Ogino Y, Toriumi M, Tanaka K
Third Department of Medicine, Teikyo University School of Medicine.
Nihon Rinsho. 1996 Oct;54(10):2667-71.
Endocrine disorders associated with diabetes mellitus are described. When blood glucose control deteriorates, observed endocrine abnormalities are as follows. 1) Blood GH levels increase. This elevation is small but enough to disturb insulin secretion and glucose metabolism. Plama insulin-like growth factor-1 levels decrease in spite of their strong relation with diabetic retinopathy. 2) Blood thyroid hormones show the similarity with low T3 syndrome. 3) Hyporeninemic hypoaldosteronism occurs especially with patients who have hypertension or moderate diabetic complications. 4) Plasma pancreatic glucagon levels are elevated. Amino acids induce hypersecretion but hypoglycemia fails to response normally. Glucose administration shows impaired inhibition or paradoxical hypersecretion. 5) Other plasma levels of pancreatic hormones such as gastrin, secretin, motilin and somatostatin are usually elevated.
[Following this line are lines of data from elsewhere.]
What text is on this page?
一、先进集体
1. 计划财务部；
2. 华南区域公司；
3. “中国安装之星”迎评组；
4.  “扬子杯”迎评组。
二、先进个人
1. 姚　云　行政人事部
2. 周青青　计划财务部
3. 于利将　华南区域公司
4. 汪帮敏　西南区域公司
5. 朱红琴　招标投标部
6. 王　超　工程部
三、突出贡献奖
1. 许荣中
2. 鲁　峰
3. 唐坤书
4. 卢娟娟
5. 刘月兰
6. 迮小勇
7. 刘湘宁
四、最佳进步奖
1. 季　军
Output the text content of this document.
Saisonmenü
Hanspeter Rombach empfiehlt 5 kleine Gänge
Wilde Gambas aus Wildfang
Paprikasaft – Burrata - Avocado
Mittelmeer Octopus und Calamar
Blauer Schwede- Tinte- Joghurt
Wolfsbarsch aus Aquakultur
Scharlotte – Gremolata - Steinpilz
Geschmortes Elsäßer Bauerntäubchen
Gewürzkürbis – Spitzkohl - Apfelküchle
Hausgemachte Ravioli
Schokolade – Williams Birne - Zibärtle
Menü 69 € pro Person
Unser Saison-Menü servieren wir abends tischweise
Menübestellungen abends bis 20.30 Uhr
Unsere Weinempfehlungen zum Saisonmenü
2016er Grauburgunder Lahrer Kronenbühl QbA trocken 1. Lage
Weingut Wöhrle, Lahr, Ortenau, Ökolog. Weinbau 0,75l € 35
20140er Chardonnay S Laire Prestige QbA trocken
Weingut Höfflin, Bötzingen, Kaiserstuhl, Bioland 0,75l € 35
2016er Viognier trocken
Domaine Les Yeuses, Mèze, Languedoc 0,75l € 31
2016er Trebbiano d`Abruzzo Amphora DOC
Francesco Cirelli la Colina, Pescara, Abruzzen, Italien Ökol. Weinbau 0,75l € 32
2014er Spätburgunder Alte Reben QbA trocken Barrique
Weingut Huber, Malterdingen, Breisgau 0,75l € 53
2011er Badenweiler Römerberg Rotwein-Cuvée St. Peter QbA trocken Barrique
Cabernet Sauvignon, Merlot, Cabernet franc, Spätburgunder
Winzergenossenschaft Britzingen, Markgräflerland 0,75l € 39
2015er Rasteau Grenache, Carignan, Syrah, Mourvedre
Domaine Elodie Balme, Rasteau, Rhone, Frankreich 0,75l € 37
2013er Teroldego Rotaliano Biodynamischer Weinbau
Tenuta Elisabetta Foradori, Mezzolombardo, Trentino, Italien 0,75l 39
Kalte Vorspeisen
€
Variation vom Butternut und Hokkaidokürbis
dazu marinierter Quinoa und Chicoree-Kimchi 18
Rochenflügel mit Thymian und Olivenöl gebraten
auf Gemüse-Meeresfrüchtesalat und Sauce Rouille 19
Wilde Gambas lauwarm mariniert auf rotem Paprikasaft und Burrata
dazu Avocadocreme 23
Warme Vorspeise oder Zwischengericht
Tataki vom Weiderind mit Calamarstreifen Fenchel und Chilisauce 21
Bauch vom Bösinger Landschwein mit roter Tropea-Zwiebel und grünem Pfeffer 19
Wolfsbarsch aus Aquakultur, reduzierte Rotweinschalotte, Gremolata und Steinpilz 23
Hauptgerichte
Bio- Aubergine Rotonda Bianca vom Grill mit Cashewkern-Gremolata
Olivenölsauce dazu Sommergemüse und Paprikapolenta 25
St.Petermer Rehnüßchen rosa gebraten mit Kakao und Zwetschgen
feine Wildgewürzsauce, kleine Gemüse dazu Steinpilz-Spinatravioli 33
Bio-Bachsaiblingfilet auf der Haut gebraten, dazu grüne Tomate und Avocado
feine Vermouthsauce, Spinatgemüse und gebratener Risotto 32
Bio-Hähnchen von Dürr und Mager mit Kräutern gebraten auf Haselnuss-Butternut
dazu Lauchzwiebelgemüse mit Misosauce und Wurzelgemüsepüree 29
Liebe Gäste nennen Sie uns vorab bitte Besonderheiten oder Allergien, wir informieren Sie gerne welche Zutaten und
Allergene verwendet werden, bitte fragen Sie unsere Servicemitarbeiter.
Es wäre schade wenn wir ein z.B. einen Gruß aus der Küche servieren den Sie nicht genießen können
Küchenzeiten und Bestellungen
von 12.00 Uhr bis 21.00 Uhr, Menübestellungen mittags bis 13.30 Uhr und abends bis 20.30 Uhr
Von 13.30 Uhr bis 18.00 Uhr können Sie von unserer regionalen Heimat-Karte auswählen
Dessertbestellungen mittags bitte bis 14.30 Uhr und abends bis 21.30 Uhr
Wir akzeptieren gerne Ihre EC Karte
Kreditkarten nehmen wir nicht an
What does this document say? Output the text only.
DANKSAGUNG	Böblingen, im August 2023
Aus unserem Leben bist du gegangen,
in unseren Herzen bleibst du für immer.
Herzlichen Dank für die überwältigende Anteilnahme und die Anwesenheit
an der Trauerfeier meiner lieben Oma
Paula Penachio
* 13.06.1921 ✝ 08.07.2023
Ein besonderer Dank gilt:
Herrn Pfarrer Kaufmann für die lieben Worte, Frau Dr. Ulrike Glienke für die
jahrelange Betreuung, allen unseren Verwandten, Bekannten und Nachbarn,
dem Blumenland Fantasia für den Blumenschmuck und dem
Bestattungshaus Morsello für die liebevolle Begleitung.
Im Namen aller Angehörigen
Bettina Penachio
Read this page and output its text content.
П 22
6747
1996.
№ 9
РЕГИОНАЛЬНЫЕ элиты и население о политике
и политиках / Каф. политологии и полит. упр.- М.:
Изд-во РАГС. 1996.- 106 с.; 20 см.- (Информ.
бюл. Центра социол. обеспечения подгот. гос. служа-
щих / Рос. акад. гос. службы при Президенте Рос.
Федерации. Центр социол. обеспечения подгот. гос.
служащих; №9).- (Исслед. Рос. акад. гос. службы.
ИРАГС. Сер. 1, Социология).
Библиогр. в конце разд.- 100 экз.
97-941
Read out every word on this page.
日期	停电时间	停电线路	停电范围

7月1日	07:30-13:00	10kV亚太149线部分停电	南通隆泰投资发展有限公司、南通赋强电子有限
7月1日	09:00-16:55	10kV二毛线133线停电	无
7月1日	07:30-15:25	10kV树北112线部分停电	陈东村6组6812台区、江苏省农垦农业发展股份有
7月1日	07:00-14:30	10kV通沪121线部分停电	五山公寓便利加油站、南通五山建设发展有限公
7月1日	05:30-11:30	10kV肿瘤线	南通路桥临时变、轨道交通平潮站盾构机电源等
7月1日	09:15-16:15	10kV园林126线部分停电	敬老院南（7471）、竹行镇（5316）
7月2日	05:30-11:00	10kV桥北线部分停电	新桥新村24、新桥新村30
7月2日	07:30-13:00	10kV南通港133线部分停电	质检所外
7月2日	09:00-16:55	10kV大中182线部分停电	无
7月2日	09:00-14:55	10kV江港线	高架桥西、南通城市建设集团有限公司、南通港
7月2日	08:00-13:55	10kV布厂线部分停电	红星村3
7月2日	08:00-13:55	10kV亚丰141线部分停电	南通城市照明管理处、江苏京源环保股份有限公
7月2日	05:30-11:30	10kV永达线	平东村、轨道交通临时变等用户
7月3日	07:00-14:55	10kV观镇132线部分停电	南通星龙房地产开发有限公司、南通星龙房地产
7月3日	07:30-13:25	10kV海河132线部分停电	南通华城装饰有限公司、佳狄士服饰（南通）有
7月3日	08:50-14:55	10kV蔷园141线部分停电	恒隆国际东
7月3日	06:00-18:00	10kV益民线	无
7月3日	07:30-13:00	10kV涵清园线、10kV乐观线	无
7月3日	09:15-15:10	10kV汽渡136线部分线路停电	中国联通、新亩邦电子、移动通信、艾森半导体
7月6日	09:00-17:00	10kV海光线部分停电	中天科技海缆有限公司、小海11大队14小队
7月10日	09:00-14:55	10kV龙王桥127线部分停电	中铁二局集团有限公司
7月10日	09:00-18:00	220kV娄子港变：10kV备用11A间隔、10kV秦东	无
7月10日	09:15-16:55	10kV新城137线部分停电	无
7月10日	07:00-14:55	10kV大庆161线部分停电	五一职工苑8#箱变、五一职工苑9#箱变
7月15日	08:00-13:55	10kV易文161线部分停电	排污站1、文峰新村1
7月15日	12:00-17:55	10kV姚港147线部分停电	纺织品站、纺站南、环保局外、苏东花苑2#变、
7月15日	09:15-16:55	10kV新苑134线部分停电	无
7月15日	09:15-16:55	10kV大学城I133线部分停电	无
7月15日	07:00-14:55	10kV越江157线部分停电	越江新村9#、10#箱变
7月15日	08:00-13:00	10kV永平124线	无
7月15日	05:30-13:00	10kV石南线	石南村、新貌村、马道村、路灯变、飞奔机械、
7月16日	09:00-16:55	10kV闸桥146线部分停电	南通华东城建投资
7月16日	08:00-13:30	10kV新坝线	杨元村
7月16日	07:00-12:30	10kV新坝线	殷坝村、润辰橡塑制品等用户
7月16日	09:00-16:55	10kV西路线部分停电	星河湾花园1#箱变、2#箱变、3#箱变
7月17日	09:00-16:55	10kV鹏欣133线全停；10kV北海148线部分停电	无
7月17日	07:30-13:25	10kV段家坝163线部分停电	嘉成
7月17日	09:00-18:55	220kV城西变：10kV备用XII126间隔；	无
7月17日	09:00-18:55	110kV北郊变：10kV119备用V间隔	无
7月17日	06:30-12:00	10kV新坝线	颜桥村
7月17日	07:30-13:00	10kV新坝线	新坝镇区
描述了与糖尿病相关的内分泌紊乱。当血糖控制恶化时,观察到的内分泌异常如下:1)血液生长激素水平升高。这种升高幅度较小,但足以干扰胰岛素分泌和葡萄糖代谢。尽管血浆胰岛素样生长因子-1水平与糖尿病视网膜病变密切相关,但仍会降低。2)血液甲状腺激素表现出与低T3综合征相似的情况。3)低肾素性低醛固酮血症尤其发生在患有高血压或中度糖尿病并发症的患者中。4)血浆胰高血糖素水平升高。氨基酸诱导分泌过多,但低血糖时不能正常反应。给予葡萄糖显示抑制受损或反常性分泌过多。5)其他血浆胰腺激素水平,如胃泌素、促胰液素、胃动素和生长抑素通常会升高。